In the middle of the night with the moon shining in, Borel yet lay awake when his door softly opened, and, barefoot, Chelle came padding in. Borel turned to see her standing in the moonlight, her negligee sheer and revealing.
She came and stood at the side of his bed, her blue eyes unseen, enshadowed, though not by a magic spell but by the night instead. “My love, I remember every one of our dreams,” she said, her voice just above a whisper. “And in them I told you I have loved you since a time long past when I was but a child.” She let her delicate gown slip away unto the floor, and with her golden hair falling across her bare shoulders, she said, “But I am a child no more.”

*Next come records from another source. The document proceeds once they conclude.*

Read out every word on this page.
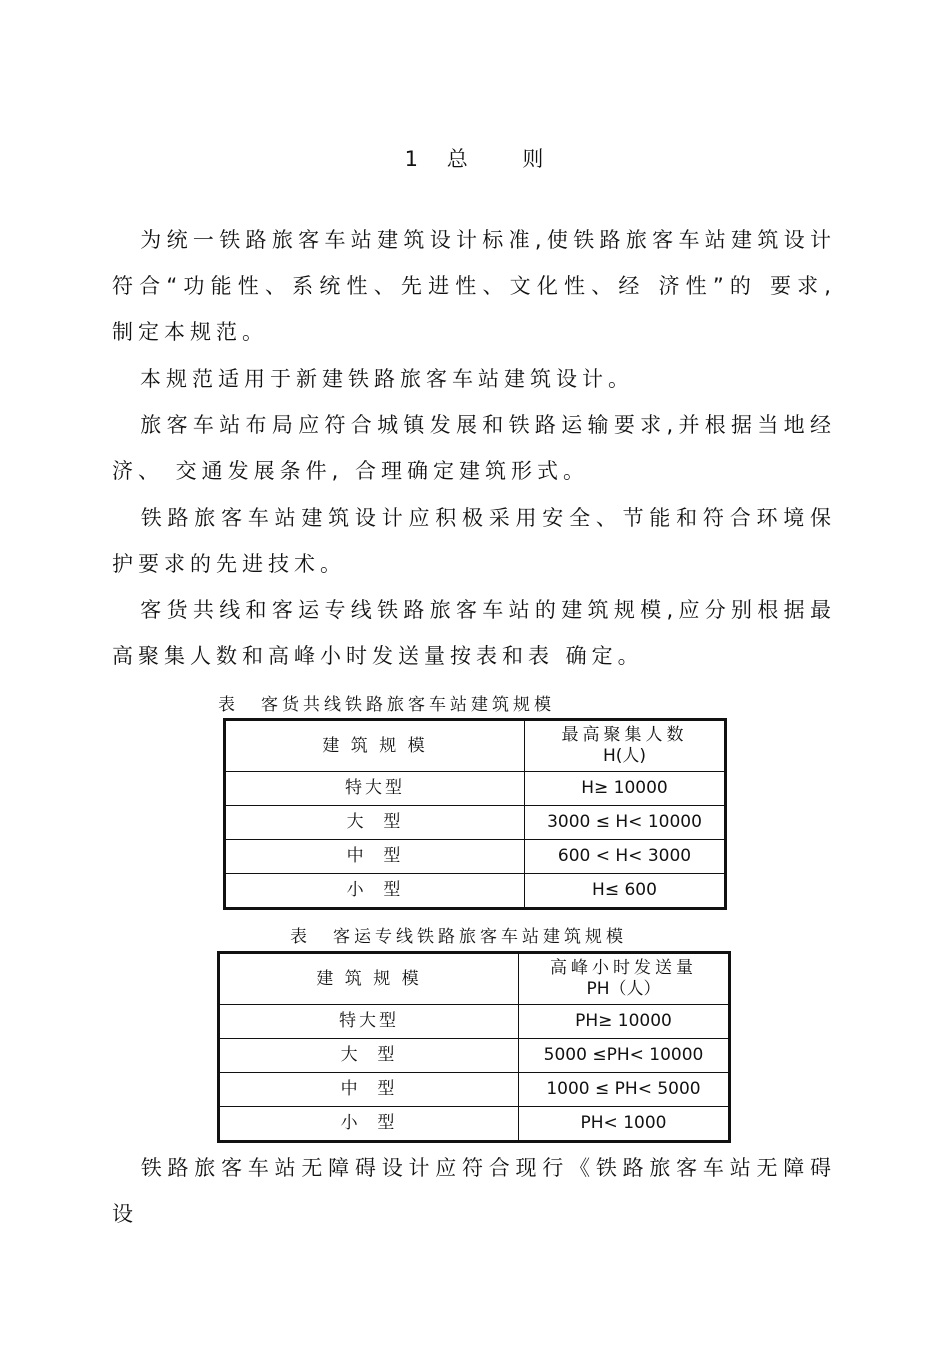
1 总	则

为统一铁路旅客车站建筑设计标准,使铁路旅客车站建筑设计符合“功能性、系统性、先进性、文化性、经 济性”的 要求, 制定本规范。

本规范适用于新建铁路旅客车站建筑设计。

旅客车站布局应符合城镇发展和铁路运输要求,并根据当地经济、 交通发展条件, 合理确定建筑形式。

铁路旅客车站建筑设计应积极采用安全、节能和符合环境保护要求的先进技术。

客货共线和客运专线铁路旅客车站的建筑规模,应分别根据最高聚集人数和高峰小时发送量按表和表 确定。

表 客货共线铁路旅客车站建筑规模
建 筑 规 模	最高聚集人数
H(人)

特大型	H≥ 10000
大  型	3000 ≤ H< 10000
中  型	600 < H< 3000
小  型	H≤ 600
表 客运专线铁路旅客车站建筑规模
建 筑 规 模	高峰小时发送量
PH（人）

特大型	PH≥ 10000
大  型	5000 ≤PH< 10000
中  型	1000 ≤ PH< 5000
小  型	PH< 1000

铁路旅客车站无障碍设计应符合现行《铁路旅客车站无障碍设
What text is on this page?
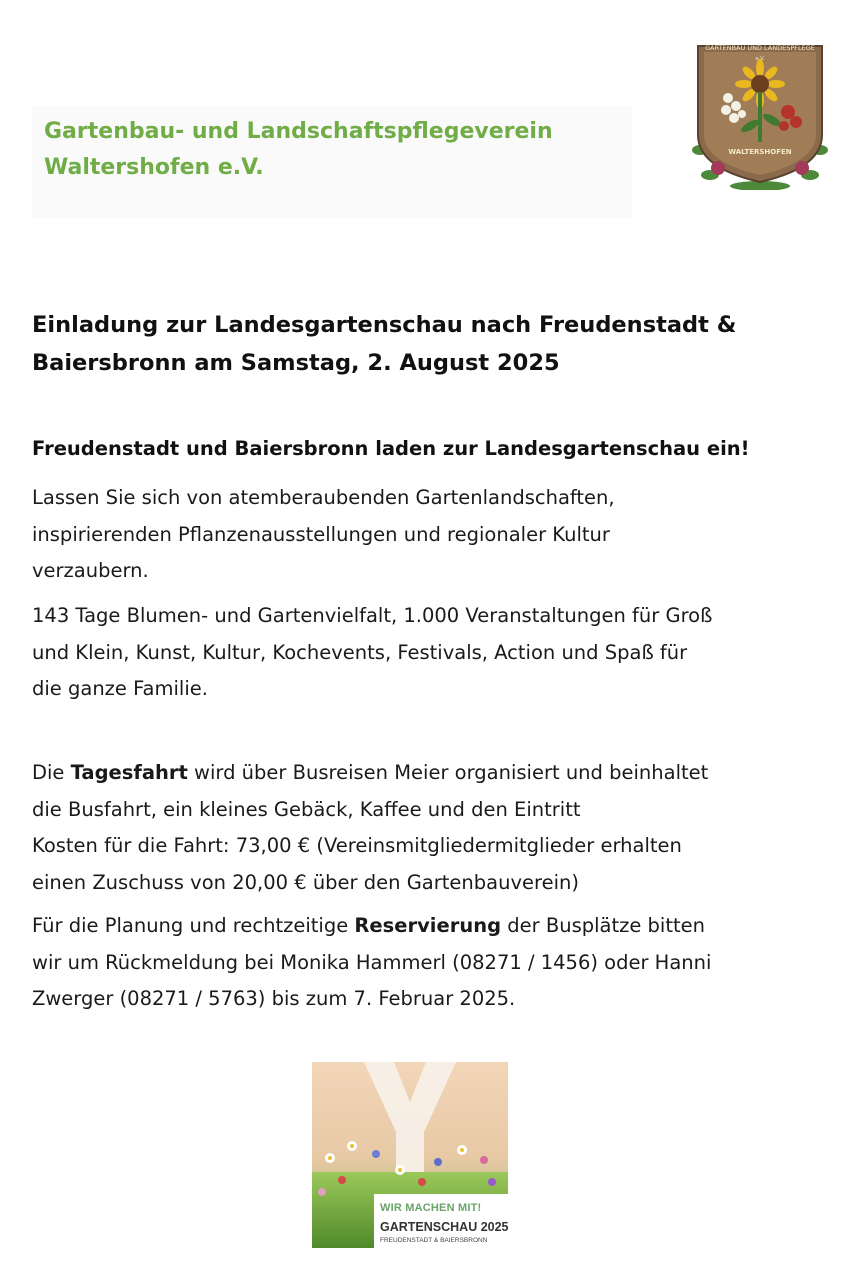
Gartenbau- und Landschaftspflegeverein
Waltershofen e.V.
GARTENBAU UND LANDESPFLEGE
e.V.
WALTERSHOFEN
Einladung zur Landesgartenschau nach Freudenstadt &
Baiersbronn am Samstag, 2. August 2025
Freudenstadt und Baiersbronn laden zur Landesgartenschau ein!
Lassen Sie sich von atemberaubenden Gartenlandschaften,
inspirierenden Pflanzenausstellungen und regionaler Kultur
verzaubern.
143 Tage Blumen- und Gartenvielfalt, 1.000 Veranstaltungen für Groß
und Klein, Kunst, Kultur, Kochevents, Festivals, Action und Spaß für
die ganze Familie.
Die Tagesfahrt wird über Busreisen Meier organisiert und beinhaltet
die Busfahrt, ein kleines Gebäck, Kaffee und den Eintritt
Kosten für die Fahrt: 73,00 € (Vereinsmitgliedermitglieder erhalten
einen Zuschuss von 20,00 € über den Gartenbauverein)
Für die Planung und rechtzeitige Reservierung der Busplätze bitten
wir um Rückmeldung bei Monika Hammerl (08271 / 1456) oder Hanni
Zwerger (08271 / 5763) bis zum 7. Februar 2025.
WIR MACHEN MIT!
GARTENSCHAU 2025
FREUDENSTADT & BAIERSBRONN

And Borel reached up and drew her into his bed, and he kissed her soft lips and her eyes and her throat and her breasts and lower, and though she had no experience, she moaned with need and caressed Borel, running her hands along his firm muscles and across his flat abdomen and more. And they made gentle love and passionate love and wild love throughout the moonlit night.
 
“My, but you look chipper today,” said Flic.
“Do I seem to be walking on air?” asked Chelle, scooping slices of melon onto her trencher, along with eggs and rashers and crêpes with syrup and toast with butter and a bit of cheese on the side.
“Where’s Borel?” asked Flic, eyeing the enormous mound of food on Chelle’s plate.
Chelle shrugged. “Perhaps yet abed,” she said, taking up a bit of melon and popping it into her mouth.
Flic grinned. “Uh-huh, as if you didn’t know.”
Chelle smiled and looked about to see if anyone were near, and then she whispered, “Oh, Flic, it was wonderful, and we are lovers. Isn’t it grand?”
“Well, it took you two long enough,” said Flic.
“Long enough for what?” said Borel, walking into the room. He stepped to the sideboard and filled a plate of his own.
“Long enough to, um, plight your troth,” said Flic.
Borel sat next to Chelle. “If she will have me, we are betrothed,” he said. He turned to Chelle. “Will you marry me, my love?”
Chelle’s eyes sparkled and she answered, but what she said neither Borel nor Flic understood, her mouth stuffed with food as it was. And both Borel and Flic looked at one another, and they shrugged and turned up their hands.
“I think she said ‘No,’ ” said Borel, a twinkle in his eye.
“I believe you’re right, my lord,” said Flic, grinning.
Chelle frantically shook her head and groaned a wordless protest, and both the prince and the Sprite broke out in laughter.
Finally, Chelle swallowed and this time clearly said, “Oh, yes, my love, I will marry you.” And she threw her arms about Borel and kissed him soundly.